Opinião

O dia em que Paolo Rossi me roubou a infância

O Itália-Brasil do Mundial de 1982 é tão importante para a história do futebol que devia figurar num dicionário da memória coletiva. Ainda não aconteceu, mas já teve a sua peça de teatro. Vi-a há uns bons anos no pequeno auditório do Rivoli, numa encenação dos Artistas Unidos a partir do texto de Davide Enia e da genial interpretação de José Airosa.

Itália-Brasil, a peça, parte de um excerto da vida de uma família siciliana à volta da TV durante o jogo. No fundo, é um tratado de bizarria e excesso, tão anedótico como melancólico. Decantado de todas as impurezas da razão, de forma sibilina e a partir do futebol, o quotidiano ali retratado revela-se épico, despótico e rasteiro, cada faceta a seu tempo e ao sabor dos momentos do jogo. E dos seus heróis.

Para mim, no entanto, aquele 5 de julho de 1982 é o dia do vilão.

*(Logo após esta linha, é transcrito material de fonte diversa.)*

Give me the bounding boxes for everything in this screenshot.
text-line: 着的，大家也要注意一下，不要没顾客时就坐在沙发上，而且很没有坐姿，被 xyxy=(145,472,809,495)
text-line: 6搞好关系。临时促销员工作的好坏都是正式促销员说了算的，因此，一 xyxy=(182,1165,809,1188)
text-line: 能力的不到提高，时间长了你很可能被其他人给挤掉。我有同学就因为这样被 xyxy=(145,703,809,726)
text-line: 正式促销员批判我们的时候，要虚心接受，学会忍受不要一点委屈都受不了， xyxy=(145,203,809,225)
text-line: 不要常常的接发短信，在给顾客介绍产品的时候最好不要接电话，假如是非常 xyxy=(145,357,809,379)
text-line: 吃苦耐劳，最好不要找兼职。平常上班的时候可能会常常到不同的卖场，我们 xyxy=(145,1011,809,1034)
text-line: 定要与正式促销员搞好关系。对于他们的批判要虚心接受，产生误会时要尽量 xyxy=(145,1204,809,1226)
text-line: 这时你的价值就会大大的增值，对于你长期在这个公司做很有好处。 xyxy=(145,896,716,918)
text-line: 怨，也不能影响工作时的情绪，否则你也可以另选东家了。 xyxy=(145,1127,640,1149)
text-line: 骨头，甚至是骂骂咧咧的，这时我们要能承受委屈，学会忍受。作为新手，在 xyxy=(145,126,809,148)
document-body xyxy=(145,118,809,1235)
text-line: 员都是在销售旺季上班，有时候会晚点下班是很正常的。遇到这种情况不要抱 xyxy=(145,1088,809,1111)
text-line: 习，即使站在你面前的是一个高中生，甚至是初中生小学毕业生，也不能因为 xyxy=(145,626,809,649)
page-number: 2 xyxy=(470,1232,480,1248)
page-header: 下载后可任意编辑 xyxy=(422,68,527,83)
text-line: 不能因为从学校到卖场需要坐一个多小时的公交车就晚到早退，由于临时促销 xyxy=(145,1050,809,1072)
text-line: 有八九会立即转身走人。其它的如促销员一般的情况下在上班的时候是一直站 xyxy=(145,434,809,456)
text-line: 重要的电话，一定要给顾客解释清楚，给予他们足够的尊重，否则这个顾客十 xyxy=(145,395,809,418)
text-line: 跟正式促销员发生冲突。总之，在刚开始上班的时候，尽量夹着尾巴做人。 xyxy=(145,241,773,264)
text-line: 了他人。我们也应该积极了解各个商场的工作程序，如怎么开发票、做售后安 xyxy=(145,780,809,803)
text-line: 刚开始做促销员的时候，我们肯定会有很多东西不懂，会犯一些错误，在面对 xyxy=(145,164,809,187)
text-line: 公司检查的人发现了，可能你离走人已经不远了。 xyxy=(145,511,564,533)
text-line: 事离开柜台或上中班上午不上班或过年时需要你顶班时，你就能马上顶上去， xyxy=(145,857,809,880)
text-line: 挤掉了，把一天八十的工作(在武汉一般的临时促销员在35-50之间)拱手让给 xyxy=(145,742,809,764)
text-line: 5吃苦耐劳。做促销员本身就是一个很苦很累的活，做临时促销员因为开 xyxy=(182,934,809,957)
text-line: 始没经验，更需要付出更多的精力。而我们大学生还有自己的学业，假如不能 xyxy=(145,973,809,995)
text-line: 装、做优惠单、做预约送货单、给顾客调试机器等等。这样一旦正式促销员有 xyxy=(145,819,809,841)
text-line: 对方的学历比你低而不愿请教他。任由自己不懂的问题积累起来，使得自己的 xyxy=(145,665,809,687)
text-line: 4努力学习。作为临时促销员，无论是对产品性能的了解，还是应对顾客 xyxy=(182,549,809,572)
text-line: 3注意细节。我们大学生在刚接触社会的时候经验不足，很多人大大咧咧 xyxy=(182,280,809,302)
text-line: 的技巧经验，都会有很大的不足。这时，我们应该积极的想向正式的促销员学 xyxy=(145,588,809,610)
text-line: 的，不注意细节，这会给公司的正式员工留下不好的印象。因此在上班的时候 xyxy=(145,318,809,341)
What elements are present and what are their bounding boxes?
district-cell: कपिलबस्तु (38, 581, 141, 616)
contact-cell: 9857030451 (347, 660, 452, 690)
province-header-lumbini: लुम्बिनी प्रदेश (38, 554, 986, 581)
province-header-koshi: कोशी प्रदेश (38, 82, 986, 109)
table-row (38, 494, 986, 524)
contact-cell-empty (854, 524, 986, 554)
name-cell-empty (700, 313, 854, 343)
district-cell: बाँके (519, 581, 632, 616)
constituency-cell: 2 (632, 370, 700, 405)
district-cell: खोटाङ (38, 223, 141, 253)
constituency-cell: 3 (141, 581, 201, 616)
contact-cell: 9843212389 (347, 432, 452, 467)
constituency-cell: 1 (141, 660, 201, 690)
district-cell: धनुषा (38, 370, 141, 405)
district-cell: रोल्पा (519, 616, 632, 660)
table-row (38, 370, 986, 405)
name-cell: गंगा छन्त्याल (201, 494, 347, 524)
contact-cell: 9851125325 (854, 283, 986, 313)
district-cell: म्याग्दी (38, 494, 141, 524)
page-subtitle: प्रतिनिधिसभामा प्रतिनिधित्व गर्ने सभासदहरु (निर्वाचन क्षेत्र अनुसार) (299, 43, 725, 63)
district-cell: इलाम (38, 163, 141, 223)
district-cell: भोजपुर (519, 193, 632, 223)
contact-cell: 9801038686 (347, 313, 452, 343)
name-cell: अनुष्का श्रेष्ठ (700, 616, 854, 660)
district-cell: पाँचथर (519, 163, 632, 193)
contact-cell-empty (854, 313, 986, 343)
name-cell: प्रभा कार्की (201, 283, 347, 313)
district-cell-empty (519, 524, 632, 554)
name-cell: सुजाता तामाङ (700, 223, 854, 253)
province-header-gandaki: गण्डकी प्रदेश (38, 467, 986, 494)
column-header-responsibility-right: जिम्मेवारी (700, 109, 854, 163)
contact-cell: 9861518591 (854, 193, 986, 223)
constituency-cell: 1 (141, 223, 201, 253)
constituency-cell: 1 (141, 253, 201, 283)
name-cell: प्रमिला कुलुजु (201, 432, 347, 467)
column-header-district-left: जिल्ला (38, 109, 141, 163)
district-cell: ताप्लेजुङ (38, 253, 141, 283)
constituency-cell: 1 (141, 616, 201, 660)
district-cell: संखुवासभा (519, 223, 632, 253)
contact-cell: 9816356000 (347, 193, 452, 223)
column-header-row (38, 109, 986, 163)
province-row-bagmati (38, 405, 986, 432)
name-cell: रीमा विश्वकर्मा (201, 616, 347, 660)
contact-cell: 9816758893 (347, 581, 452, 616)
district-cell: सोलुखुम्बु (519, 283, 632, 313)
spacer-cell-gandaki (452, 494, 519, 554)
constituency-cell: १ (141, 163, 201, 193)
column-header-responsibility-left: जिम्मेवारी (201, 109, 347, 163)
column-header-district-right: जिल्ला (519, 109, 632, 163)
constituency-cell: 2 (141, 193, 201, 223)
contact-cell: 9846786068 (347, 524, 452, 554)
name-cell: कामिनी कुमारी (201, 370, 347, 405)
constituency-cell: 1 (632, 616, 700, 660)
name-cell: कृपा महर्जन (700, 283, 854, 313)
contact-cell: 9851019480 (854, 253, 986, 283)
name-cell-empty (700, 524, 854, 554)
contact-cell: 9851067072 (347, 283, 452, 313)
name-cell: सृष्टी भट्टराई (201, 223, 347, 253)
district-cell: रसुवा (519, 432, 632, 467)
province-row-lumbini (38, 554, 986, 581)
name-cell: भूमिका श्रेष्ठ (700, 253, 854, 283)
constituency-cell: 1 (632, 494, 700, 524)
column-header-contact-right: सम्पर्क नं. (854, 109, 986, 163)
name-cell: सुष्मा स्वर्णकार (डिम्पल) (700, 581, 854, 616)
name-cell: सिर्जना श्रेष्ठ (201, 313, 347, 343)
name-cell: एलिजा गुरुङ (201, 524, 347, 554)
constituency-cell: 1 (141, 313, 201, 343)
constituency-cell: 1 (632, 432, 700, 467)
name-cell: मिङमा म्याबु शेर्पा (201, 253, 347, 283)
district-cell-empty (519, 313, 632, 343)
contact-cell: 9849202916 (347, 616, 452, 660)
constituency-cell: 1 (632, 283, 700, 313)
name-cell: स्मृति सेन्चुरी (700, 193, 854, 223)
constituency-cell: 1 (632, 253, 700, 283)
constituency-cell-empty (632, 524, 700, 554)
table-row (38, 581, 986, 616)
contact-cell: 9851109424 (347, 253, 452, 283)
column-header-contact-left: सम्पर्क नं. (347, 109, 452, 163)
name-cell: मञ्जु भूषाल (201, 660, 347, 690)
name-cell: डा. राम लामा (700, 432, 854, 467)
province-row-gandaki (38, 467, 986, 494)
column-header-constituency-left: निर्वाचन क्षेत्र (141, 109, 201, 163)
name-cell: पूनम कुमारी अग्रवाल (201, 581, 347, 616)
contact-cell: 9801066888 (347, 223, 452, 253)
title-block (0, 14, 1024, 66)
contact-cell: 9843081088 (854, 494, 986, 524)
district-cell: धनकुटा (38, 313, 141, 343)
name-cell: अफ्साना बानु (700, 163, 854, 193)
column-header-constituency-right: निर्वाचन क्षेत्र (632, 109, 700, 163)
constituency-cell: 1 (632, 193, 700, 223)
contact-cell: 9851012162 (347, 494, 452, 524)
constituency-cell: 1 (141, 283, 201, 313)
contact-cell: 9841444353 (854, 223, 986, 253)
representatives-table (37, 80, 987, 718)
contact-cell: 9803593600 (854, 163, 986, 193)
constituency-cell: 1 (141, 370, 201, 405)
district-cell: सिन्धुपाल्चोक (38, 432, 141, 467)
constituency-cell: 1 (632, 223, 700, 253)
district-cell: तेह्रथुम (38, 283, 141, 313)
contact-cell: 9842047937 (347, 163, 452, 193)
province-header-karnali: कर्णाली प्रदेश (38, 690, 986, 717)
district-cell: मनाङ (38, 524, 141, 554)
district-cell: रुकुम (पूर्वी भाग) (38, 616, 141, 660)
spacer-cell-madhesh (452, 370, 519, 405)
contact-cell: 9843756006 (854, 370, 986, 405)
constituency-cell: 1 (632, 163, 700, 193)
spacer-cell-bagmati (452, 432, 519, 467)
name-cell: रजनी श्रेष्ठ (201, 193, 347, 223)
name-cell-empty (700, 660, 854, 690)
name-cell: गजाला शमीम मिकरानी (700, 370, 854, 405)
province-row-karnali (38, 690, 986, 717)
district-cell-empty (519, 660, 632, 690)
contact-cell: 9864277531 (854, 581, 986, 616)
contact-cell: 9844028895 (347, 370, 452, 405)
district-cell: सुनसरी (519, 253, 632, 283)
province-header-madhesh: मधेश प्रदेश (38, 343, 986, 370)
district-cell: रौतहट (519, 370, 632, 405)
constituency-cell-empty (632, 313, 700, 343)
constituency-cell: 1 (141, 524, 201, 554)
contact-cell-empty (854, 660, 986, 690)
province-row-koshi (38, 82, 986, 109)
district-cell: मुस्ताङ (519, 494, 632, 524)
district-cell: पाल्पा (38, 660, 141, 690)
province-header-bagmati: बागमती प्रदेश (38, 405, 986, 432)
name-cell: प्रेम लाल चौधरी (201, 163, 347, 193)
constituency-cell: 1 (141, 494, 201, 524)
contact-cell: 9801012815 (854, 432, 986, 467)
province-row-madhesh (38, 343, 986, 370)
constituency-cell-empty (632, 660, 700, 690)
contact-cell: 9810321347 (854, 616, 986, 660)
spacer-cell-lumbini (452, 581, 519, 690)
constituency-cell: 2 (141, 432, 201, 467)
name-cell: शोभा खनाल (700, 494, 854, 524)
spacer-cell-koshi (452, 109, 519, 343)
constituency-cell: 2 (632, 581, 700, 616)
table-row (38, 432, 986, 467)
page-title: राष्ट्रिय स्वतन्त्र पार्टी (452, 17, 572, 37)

Ou o dia em que Paolo Rossi me roubou a infância.

Eu, então já "argentino" desde 1978, não resisti e atirei-me de braços abertos para esse Brasil de balanço perfumado, que nenhuma criança amante de bola julgava possível nos seus melhores sonhos. Para os meus 11 anos, aquela era uma equipa de Disneylândia, uma lenda futebolística com encantamento, fogo de artifício e super-heróis (Sócrates, Zico, Falcão, Júnior, Eder). Um espetáculo arrebatador ao qual nem sequer faltava um pontapé-canhão e dois patetas de serviço (o careca da baliza, Waldir Peres, e Serginho, o "irmão metralha").

Paolo - quem? - Rossi era um estranho. Uma espécie de pau italiano de virar tripas com manias de jogador, mas, julgava eu, condenado a figurante. O carrossel brasileiro não podia encravar ali.

Em casa dos avós paternos borbulhava a conversa do costume: que o Brasil tinha uma ditadura militar, que a Itália era uma democracia, etc, etc. Para uma família politicamente comprometida, o futebol nunca era só futebol. No tempo em que Portugal falhava "Europeus" e "Mundiais" de forma dramaticamente fadista, havia sempre bandeiras, hinos e camisolas que se adotavam como "nossas". Para o clã familiar, o Brasil não estava entre elas e a Itália era o que havia mais à mão para demonstrar a superioridade moral das liberdades. No meu caso deu-me para tiques de pequeno tirano: a tragédia emocional que vivi então - com choradeira na banheira e tudo - só tinha sido possível porque o parque de diversões que era esse Brasil deu liberdade a mais um patife chamado Paolo Rossi.

Paolo Rossi faleceu esta semana e deixou uma autobiografia que diz quase tudo sobre ele: "Eu fiz chorar o Brasil". O título peca por defeito: Paolo Rossi não fez chorar o Brasil. Fez chorar o mundo inteiro fora de Itália e roubou a infância aos catraios que demoraram muitos anos a digerir o facto de os super-heróis brasileiros terem sido derrotados pelo homem alfinete vestido de azul.

Acontece, porém, que o futebol tem uma faceta retorcida. Ou redentora.

Para bem do futuro da memória, quem ganhou aquele Mundial foi o Brasil. É desse Brasil que nos lembraremos e falaremos quando aquele ano vier à baila nas conversas em família ou nas mesas de amigos. A Itália levantou a taça, mas a fantasia e a utopia podem sempre mais dos que troféus de caça.

Há uns anos, vagueando por Barcelona, fui dar a Sarriá, local do mítico estádio daquela tarde de julho de 1982. Quando percebi onde estava, veio-me um arrepio à espinha, desses que recalcam dolorosas memórias. O estádio, soube então, fora demolido em 1997. É justo. É o que deve acontecer aos cemitérios dos sonhos.

P.S. - Deixo um abraço coletivo à redação d´O Jogo e junto-me ao luto pelo adeus de Carlos Machado, "carregador de pianos" e de afetos, praticante incorrigível da camaradagem. Do meu tempo de jornalista em construção, devo-lhe o apoio, o humor, a força e o conselho certos. E guardo, com saudade, a imensa sabedoria que legou sem nunca se pôr em bicos de pés. É desses o Olimpo.